Common Learning Disorders
After a parent has learned the risk factors their child faces regarding learning disorders, their next question will be, what type of learning disorders are there? These are the most common learning disorders in children:
Dyslexia is a learning disability that affects a child’s ability to read. A child who has dyslexia has difficulties in writing the alphabet and complete words, alphabet orientation, sounding out words, and as a result, writing words down. Children with dyslexia face difficulty recognizing phonetics and relating them to written letters of the alphabet.
Symptoms of dyslexia include the following:
- Late talking
- The child takes a lot of time to learn new words
- Difficulty or complete inability to spell words correctly
- Difficulty reading out loud
- Difficulty remembering the names of objects, colors, etc.

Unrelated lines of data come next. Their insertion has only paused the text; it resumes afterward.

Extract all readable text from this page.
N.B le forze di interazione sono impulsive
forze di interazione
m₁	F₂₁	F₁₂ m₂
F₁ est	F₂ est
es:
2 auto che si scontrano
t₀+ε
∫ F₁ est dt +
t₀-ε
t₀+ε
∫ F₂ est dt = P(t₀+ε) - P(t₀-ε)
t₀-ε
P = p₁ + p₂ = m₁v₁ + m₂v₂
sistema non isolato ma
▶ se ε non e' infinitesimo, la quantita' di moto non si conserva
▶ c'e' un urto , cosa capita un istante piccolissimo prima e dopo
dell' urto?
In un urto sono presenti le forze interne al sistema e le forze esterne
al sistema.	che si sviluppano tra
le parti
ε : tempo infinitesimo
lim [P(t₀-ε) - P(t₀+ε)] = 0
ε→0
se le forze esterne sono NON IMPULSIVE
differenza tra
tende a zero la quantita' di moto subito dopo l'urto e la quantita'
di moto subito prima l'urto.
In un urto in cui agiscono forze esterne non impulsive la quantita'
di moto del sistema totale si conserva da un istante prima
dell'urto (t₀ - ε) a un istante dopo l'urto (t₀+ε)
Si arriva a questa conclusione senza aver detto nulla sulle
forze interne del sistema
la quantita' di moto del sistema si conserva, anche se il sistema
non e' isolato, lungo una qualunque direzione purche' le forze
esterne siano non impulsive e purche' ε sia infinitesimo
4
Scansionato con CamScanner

- The child has difficulty forming words and letters while writing might reverse letters and words or jumble up their spelling.
- Difficulty in memorizing academic material
The most common cause of dyslexia is family history, as it tends to run in families. Other than this, in lesser frequency, premature birth and nicotine or alcohol consumption by a mother during pregnancy can also be a cause of dyslexia in children.
Treatment of dyslexia is difficult, but these children can lead excellent professional lives with adequate management and support. Psychotherapy with dedicated trained tutors can help a child manage their academic life. Tutors trained to deal with children with dyslexia use different educational techniques that help them learn.
Dysgraphia is a disorder that hinders a child’s ability to write coherently. It is characterized by illegible or “bad” handwriting, pencil/pen grip difficulties, hand tremors while writing, etc. Dysgraphia has many causes. It may be caused by physical trauma to the head or physical tremors resulting from several underlying health conditions.
This disorder is first detected when a child learns how to write at school or home. The shape and size of the letters they write might be inconsistent, too big, too small, or all of the above. Children struggling with dysgraphia have issues with spatial planning on paper. They also misuse lines and margins, going above and below them and not managing to write within the lines and margins.
Dysgraphia can be managed with appropriate motor disorders that may help control their writing movements. It can also be regulated through occupational therapy or by providing the child with resources that do not require writing, such as permission to type out their assignments.
Attention Deficit Hyperactivity Disorder is not inherently a learning disorder; however, a child’s difficulty in focusing ends up hindering his ability to learn. Unlike other learning disorders, however, ADHD can be managed with the help of medication and appropriate therapy. Children who do not have access to such treatment may suffer from hindrances in their full academic potential. This might result in them facing many of the same issues as those with learning disorders.
Other than ADHD, children with ASDs (Autism Spectrum Disorders) often face difficulties in language skills and verbal and non-verbal communication, hindering their ability to learn.
Dyscalculia is a math learning disorder. Symptoms that indicate that a child is suffering from dyscalculia include:
- Trouble with mental math
- Using fingers to count even the simplest mathematical calculations
- Trouble reading time on an analog clock
- Expressing distress and anxiety while solving mathematical questions
- Trouble handling money
- Difficulty in remembering numbers and simple math rules
Diagnosis of dyscalculia is made by a qualified professional who uses tests to assess the math IQ. A child officially diagnosed with dyscalculia is provided with special accommodations in schools and universities.
Learning disorders may often have no discernible cause. Children with learning disorders may better be classified as differently-abled, and their disorders can mostly be managed through alternative learning methods. Parents and children should not lose hope.
Dyslexia, dyscalculia, and dysgraphia are the most common learning disorders children face. There are many resources that one can use to assist these children in making their lives and learning experiences much easier.